Continuing the positive internet news, the seemingly unlikely duo of Bill Gates and Rashida Jones launched a podcast. I’m not all the way through the episodes they’ve released so far, but I’m really enjoying it. Rashida Jones asks the questions we’re all thinking, Bill Gates has devoted his life to global eradication of diseases, and they bring in additional experts like Dr. Anthony Fauci. The episodes aren’t all focused on COVID, but the series starts off in that subject area.

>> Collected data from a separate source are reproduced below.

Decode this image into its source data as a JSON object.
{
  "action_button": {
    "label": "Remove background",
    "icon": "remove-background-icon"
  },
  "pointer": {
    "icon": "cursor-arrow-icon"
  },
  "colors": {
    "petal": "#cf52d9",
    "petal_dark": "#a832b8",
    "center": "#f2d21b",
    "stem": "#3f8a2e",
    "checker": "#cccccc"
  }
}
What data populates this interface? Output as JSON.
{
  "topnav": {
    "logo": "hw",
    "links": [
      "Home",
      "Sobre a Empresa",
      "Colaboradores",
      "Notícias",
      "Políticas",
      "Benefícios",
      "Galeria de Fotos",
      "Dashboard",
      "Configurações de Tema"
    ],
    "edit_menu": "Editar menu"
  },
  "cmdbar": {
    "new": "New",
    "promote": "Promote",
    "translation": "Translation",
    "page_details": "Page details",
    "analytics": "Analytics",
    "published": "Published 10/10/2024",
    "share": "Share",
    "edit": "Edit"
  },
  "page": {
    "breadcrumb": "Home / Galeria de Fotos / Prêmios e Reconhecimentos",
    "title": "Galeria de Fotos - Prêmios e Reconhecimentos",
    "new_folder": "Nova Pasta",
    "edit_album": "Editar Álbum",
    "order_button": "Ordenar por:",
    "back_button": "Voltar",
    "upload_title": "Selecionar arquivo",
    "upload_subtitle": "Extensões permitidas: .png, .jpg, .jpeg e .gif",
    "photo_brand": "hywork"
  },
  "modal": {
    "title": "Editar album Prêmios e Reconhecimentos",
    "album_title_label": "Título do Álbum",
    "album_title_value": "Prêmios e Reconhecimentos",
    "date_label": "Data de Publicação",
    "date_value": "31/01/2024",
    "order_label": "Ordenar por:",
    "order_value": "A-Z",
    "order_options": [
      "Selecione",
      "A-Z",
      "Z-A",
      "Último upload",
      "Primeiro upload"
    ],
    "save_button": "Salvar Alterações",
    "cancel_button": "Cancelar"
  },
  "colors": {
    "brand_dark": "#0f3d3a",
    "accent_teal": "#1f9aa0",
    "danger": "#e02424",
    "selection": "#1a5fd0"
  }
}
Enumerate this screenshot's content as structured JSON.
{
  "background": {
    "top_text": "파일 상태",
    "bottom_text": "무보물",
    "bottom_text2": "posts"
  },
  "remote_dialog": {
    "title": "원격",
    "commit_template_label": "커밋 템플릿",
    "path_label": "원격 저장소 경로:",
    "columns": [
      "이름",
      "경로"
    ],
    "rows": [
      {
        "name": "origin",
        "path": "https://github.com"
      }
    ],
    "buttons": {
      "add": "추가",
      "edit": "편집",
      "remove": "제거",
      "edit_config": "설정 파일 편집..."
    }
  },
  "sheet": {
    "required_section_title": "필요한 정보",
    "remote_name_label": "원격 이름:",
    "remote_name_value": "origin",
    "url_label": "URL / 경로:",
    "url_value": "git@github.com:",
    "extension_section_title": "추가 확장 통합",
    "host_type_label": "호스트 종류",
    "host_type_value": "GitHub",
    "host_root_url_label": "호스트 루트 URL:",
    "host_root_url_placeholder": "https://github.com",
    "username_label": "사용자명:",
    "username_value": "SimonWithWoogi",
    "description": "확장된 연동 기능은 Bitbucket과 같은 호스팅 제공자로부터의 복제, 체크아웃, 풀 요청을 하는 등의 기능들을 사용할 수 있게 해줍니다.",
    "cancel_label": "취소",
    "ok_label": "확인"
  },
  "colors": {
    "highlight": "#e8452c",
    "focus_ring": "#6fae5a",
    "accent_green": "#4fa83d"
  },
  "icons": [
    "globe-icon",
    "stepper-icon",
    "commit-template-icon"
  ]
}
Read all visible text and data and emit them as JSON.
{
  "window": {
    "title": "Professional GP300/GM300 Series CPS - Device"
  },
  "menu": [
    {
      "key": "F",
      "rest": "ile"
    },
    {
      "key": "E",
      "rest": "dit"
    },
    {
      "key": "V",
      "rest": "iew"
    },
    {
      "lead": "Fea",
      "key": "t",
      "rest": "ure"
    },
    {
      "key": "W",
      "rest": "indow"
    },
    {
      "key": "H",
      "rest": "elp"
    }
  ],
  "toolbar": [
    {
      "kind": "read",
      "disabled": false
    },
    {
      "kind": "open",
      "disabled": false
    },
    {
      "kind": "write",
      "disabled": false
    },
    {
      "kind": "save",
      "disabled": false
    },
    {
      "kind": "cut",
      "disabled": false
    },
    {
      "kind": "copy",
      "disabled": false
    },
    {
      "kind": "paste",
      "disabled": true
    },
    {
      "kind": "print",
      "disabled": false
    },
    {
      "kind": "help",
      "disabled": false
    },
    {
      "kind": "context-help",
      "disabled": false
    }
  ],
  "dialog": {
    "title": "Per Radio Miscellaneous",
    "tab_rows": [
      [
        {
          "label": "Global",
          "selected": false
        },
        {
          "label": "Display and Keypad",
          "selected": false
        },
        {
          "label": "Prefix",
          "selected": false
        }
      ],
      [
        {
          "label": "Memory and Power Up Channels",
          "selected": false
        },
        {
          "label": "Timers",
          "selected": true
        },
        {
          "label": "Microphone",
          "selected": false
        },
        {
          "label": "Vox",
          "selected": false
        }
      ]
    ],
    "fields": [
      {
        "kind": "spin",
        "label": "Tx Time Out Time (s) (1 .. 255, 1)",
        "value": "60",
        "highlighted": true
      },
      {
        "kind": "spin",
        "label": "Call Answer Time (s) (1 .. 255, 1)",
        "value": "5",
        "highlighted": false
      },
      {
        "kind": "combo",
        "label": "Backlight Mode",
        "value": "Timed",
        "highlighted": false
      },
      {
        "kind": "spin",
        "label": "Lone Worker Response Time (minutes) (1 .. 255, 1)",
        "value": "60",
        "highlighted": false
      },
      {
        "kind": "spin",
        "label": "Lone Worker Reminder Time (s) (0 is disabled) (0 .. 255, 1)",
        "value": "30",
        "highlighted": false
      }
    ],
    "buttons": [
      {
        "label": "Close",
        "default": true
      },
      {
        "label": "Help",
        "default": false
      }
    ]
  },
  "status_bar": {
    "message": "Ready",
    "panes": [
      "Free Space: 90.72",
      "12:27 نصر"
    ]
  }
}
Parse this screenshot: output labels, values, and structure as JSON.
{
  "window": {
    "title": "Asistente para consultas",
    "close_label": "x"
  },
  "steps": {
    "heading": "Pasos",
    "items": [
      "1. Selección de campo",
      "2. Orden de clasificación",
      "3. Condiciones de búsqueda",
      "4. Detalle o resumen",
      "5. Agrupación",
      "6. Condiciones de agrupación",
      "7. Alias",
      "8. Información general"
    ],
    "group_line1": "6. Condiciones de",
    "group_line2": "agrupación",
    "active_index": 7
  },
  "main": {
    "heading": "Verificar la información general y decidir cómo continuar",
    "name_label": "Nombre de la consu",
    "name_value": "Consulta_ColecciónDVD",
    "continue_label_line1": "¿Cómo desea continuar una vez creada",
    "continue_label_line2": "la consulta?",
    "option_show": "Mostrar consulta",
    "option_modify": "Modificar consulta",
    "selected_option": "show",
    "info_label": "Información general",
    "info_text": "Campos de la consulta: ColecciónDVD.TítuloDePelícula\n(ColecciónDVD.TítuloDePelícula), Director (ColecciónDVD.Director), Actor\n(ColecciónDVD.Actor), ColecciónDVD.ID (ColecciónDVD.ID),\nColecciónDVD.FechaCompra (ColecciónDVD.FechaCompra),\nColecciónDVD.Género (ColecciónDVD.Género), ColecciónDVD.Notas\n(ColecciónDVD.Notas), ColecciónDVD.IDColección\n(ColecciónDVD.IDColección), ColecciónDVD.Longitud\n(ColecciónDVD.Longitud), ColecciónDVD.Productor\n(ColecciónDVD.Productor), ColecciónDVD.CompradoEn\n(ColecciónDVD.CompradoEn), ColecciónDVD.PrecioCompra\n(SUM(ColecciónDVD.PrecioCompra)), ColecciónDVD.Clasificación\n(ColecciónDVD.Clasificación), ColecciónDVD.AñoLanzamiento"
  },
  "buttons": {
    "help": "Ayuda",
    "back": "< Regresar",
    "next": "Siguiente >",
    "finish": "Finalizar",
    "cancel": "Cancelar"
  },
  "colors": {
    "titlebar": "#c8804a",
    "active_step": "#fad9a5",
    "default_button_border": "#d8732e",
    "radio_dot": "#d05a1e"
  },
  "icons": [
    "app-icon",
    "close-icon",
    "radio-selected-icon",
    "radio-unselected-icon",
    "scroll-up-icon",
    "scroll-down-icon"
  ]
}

On the home front, we had a very different Thanksgiving, but as with all things this year, we looked for new opportunities to make special memories. We made all our favorite foods, baked Christmas cookies and got started with Christmas decorations. We had already planned to do Thanksgiving with just the three of us many weeks ago, but that decision was reinforced by a strong request from health officials to not celebrate outside of your household. On top of that, Elijah has a cold and got a COVID test on Tuesday (a negative result came back within 24 hours) so with all that piled on, we were thankful that we already had plans to stay in our bubble. Christmas will be the same way.

As I wrap up this check-in, I’m taking comfort from Deuteronomy 31:8:

The Lord himself will go ahead of you. He will be with you. He will not abandon you, and he will not forsake you. Do not be afraid and do not be overwhelmed.

Those words were from Moshes to Joshua and all the Israelites just before they entered Israel. Their situation was so much more stressful and complicated than this lockdown but those same promises apply to us. God is a constant. God is guiding our path. God is here.